Fatih Terim: Bu grup açıklandığında herkes, 'İspanya, Türkiye...Bu gruptan ikisi gider' gibi bir düşünceye sahip oldu. Şu anda da ayı söylemin iki takımı tabelanın ilk iki sırasında duyuyor. Ümit ediyorum ki, 2009 yılı sonunda Dünya Kupası vizesini almış bir Türkiye oluruz. Buna inanıyorum... Sakat oyuncularımızın dönmesiyle -ki yavaş yavaş iyileştiler- tekrar Avrupa Şampiyonası'ndaki halimize döneceğiz.

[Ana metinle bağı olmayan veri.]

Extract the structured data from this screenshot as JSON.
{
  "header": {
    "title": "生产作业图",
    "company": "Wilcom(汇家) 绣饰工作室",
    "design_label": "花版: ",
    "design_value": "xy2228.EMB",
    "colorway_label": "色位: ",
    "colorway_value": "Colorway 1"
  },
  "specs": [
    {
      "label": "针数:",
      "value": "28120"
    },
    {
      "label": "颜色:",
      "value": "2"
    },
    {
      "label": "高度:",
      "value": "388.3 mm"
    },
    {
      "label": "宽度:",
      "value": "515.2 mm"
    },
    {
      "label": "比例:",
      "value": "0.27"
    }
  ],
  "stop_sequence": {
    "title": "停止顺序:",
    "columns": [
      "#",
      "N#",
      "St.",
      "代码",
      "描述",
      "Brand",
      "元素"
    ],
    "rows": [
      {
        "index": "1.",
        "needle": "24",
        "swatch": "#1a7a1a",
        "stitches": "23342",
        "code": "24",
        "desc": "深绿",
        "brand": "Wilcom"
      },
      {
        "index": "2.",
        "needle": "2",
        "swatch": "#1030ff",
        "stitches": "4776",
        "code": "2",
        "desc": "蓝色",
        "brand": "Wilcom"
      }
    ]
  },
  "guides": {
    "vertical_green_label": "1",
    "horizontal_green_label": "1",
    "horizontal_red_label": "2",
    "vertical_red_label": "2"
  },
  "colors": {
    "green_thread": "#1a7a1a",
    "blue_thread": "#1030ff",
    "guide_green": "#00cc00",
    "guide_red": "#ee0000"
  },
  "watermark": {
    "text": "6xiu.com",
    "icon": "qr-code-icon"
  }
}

Bir İspanya'da, bir Türkiye'de dört gün içerisinde iki maç oynayacağız. Bana göre son yıllarda oynayacağımız en güzel maçlar olacak. İki taraf da oynamayı seviyor. Baktığımız zaman, uzun süredir kaybetmeyen ve Avrupa Şampiyonu olmuş İspanya ve Avrupa üçüncüsü olmuş Türkiye...Her şekilde güzel gözüküyor bu maçlar. Ama Türkiye herkesle, her yerde, her şekilde oynayabilecek kapasitede bir takım. Dolayısıyla bu turnuvada da başarılı olacaktır, yani 2010 Dünya Kupası'na katılma turnuvasında başarılı olacaktır. Sonra da inşallah, orada olacağımızı herkes görecek.
BBC Türkçe: Hocam vakit ayırdığınız için çok teşekkür ediyor sizin ve ailenizin yeni yılını şimdiden en içten dileklerimizle kutluyoruz. Umarız 2009 da, Türk futbolu için, daha büyük başarılara giden yolda, önemli adımların atıldığı bir yıl olur.
Fatih Terim: Umarım öyle olur. 2009 herkese, tüm dünyaya inşallah güzellikler, saadet ve barış getirsin.